Their potential mystical powers made them rare nearly beyond price. In his paper A Goblet of Unicorn Horn, art historian Guido Schoenberger commented that “among the things sought by man to protect life and prevent death, none was more highly regarded than the horn of the unicorn.”
Pure-white unicorns were a potent symbol. Often, their purification powers were attributed to a holy connection to Christianity and Jesus Christ. Other times, they signaled courtly love. But neither of these high-minded associations kept royalty from buying horns that necessarily came from dead unicorns. Lorenzo de Medici owned a narwhal tusk that was worth 6,000 gold coins, while Queen Elizabeth I reportedly received one worth £10,000 (the price of an entire castle). Danish rulers were once crowned on a throne made of “unicorn” horns—the royal chair is still visible at Rosenborg Castle in Copenhagen.

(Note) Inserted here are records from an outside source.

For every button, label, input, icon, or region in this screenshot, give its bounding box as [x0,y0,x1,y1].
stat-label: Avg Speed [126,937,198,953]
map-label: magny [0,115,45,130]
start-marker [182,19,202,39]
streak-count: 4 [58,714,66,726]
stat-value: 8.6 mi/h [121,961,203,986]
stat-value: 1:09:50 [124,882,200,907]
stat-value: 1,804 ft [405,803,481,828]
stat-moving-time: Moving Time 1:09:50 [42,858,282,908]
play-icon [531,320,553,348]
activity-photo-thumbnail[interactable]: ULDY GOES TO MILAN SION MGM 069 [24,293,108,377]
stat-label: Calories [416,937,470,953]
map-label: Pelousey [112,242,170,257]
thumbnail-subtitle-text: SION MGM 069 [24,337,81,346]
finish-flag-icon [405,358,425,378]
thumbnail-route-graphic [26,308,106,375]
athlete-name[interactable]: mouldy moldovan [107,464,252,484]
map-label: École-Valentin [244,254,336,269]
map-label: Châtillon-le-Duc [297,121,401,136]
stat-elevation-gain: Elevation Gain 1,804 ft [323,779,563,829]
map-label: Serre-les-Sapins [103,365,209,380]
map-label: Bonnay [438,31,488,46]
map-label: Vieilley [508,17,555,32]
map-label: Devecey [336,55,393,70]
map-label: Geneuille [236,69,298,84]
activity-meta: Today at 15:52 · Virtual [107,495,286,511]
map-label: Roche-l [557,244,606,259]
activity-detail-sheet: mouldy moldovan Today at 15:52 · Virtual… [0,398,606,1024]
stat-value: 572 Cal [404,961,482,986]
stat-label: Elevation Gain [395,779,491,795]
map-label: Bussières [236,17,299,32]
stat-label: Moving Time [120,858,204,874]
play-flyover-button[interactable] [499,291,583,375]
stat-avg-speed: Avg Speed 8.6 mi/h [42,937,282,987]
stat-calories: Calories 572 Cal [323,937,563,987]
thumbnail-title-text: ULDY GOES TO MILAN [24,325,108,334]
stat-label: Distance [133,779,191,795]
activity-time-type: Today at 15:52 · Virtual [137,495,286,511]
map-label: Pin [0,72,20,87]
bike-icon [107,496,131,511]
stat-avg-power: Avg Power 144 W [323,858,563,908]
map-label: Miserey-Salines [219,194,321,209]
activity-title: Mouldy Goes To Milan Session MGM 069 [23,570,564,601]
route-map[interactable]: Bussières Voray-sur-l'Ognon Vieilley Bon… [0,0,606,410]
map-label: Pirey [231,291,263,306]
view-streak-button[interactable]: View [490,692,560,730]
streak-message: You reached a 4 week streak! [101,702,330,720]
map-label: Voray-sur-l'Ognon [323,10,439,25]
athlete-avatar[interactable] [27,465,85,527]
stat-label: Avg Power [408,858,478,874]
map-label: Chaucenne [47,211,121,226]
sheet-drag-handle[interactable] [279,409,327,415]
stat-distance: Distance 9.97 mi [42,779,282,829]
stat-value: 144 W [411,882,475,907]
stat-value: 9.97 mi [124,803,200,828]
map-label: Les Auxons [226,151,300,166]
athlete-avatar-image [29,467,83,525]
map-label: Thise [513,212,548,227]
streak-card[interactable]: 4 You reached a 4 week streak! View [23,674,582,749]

There were many uses of not-actually-unicorn horn. Powdered narwhal tusk was sprinkled on wounds and swallowed to cure disease. But it was most often used to detect poison. Chunks of tusk were turned into goblets, knife handles, and amulets to be worn around the throat, while even tinier pieces were used to test food and wine. Poison was present if the ivory changed color or started to sweat. The complete lack of successfully discovered poison didn’t discourage the horn trade.
For the backstabbing nobility of the late medieval era and the Renaissance, poisoning seemed all too likely. While most royals likely died of natural ailments, the undetectability of poison in the years before modern medicine created healthy suspicion among those with many enemies. The vindictive Medicis were big fans of unicorn horn, and Mary, Queen of Scots, wanted it to test her food while held captive by her cousin, Elizabeth I. But in addition to the unicorn horn, royalty usually had a person try their food as well, which was probably much more effective.